Forse è stata veramente una malattia karmica? Magari! Qualcosa che mi sono covata e trascinata fin dall’operazione di p., che poi è esplosa e sfogata negli ultimi giorni?

Quando si è malati le cose che fanno parte della propria quotidianità, anche quella più minuta, e insieme il mondo che le circonda, il sole e i palazzi fuori dalla finestra, gli odori e le persone che si muovono nella strada, sono come allontanati, alieni, come visti attraverso uno schermo.

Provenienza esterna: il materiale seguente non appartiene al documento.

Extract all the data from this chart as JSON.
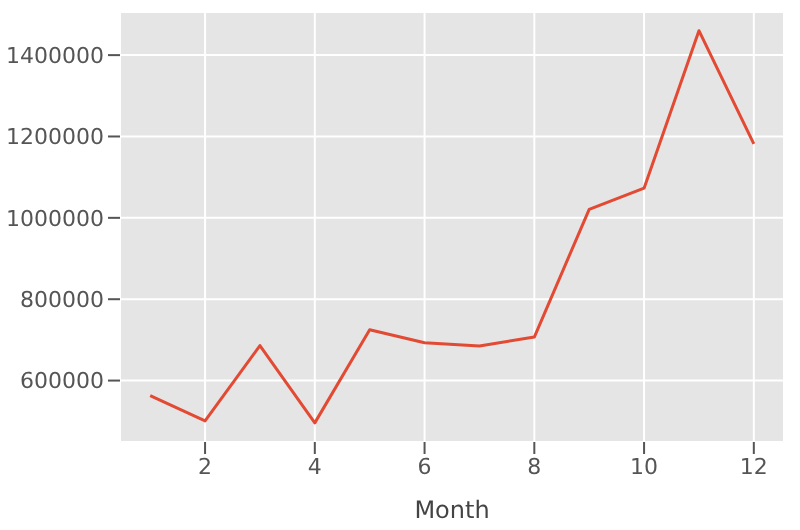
{
  "chart_data": {
    "type": "line",
    "xlabel": "Month",
    "x": [
      1,
      2,
      3,
      4,
      5,
      6,
      7,
      8,
      9,
      10,
      11,
      12
    ],
    "series": [
      {
        "color": "#e24a33",
        "values": [
          563000,
          501000,
          686000,
          496000,
          725000,
          693000,
          685000,
          707000,
          1021000,
          1073000,
          1460000,
          1182000
        ]
      }
    ],
    "xlim": [
      0.45,
      12.55
    ],
    "xticks": [
      2,
      4,
      6,
      8,
      10,
      12
    ],
    "ylim": [
      449000,
      1506000
    ],
    "yticks": [
      600000,
      800000,
      1000000,
      1200000,
      1400000
    ],
    "grid": true,
    "legend": false,
    "marker": "none",
    "line_style": "solid"
  }
}
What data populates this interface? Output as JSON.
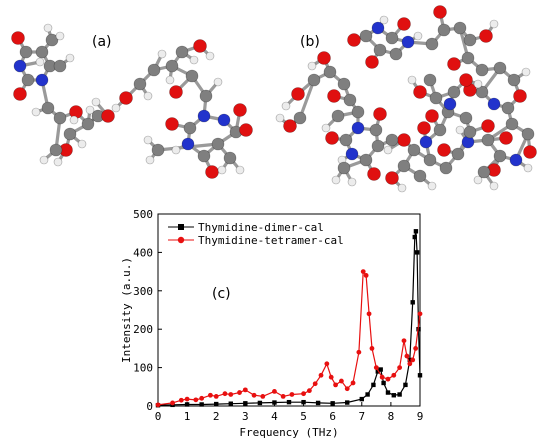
{
  "panels": {
    "a": "(a)",
    "b": "(b)",
    "c": "(c)"
  },
  "atom_colors": {
    "carbon": "#7f7f7f",
    "oxygen": "#e01010",
    "nitrogen": "#2233cc",
    "hydrogen": "#ececec"
  },
  "chart_data": {
    "type": "line",
    "xlabel": "Frequency (THz)",
    "ylabel": "Intensity (a.u.)",
    "xlim": [
      0,
      9
    ],
    "ylim": [
      0,
      500
    ],
    "xticks": [
      "0",
      "1",
      "2",
      "3",
      "4",
      "5",
      "6",
      "7",
      "8",
      "9"
    ],
    "yticks": [
      "0",
      "100",
      "200",
      "300",
      "400",
      "500"
    ],
    "grid": false,
    "legend_position": "top-left",
    "series": [
      {
        "name": "Thymidine-dimer-cal",
        "color": "#000000",
        "marker": "square",
        "x": [
          0,
          0.5,
          1,
          1.5,
          2,
          2.5,
          3,
          3.5,
          4,
          4.5,
          5,
          5.5,
          6,
          6.5,
          7,
          7.2,
          7.4,
          7.55,
          7.65,
          7.75,
          7.9,
          8.1,
          8.3,
          8.5,
          8.65,
          8.75,
          8.82,
          8.86,
          8.9,
          8.95,
          9
        ],
        "y": [
          2,
          3,
          4,
          4,
          5,
          6,
          7,
          8,
          9,
          10,
          10,
          8,
          7,
          9,
          18,
          30,
          55,
          90,
          95,
          60,
          35,
          28,
          30,
          55,
          120,
          270,
          440,
          455,
          400,
          200,
          80
        ]
      },
      {
        "name": "Thymidine-tetramer-cal",
        "color": "#e81010",
        "marker": "circle",
        "x": [
          0,
          0.5,
          0.8,
          1,
          1.3,
          1.5,
          1.8,
          2,
          2.3,
          2.5,
          2.8,
          3,
          3.3,
          3.6,
          4,
          4.3,
          4.6,
          5,
          5.2,
          5.4,
          5.6,
          5.8,
          5.95,
          6.1,
          6.3,
          6.5,
          6.7,
          6.9,
          7.05,
          7.15,
          7.25,
          7.35,
          7.5,
          7.7,
          7.9,
          8.1,
          8.3,
          8.45,
          8.55,
          8.65,
          8.75,
          8.85,
          9
        ],
        "y": [
          3,
          8,
          15,
          18,
          16,
          20,
          28,
          25,
          32,
          30,
          35,
          42,
          28,
          25,
          38,
          25,
          30,
          32,
          40,
          58,
          80,
          110,
          75,
          55,
          65,
          45,
          60,
          140,
          350,
          340,
          240,
          150,
          100,
          75,
          70,
          80,
          100,
          170,
          130,
          110,
          120,
          150,
          240
        ]
      }
    ]
  }
}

Mi sono scoperta a guardare le mie cose con un occhio alieno, quasi nostalgico, ma comunque separato.
Poi ci sono quelle piccole esperienze extra-corporee, tipo guardarsi “da fuori” dormicchiare sul divano o sentirsi come estranei in quelle stanze della casa che la malattia non lascia frequentare come al solito.

Gli oggetti della casa non sono più quelli di sempre, non li si tocca, non li si usa come prima. Da malati si è immobilizzati in una condizione a metà. vivi ma non presenti, non nello stesso stato e con le stesse facoltà del giorno prima.

E che gioia ritornare alla “normalità”! Al pieno possesso del proprio corpo e della propria mente (si fa per dire…), uscire da quel torpore che faceva un po’ allontanare dalla vita.

Mi chiedo se sarei capace di essere malata a lungo.
e’ molto difficile, veramente.
A me bastano 2 giorni per staccarmi, per sentire che gli oggetti, i ruoli, persino le persone si allontanano e che non mi appartengono più completamente.

Eppure oggi sono contenta di essere tornata alla vita, le mie cose mi sembrano ancora più succulente e gioiose, ho voglia di risolvere, di andare avanti, di fare pulizia, di vedere cose concrete dove ora c’è ancora nebbia.

E’ c’è stato anche un grande beneficio. Una telefonata che offre l’occasione di chiudere un capitolo non facile, impegnativo e un po’ pallosetto, ma che volevo chiudere da tempo.
Una grande opportunità, io non sarei stata abbastanza coraggiosa da prendere un’iniziativa qualsiasi per risolvere. Invece l’occasione è arrivata spontaneamente, proprio mentre ero malata e stavo desiderando che quella febbre spurgasse un po’ di karma!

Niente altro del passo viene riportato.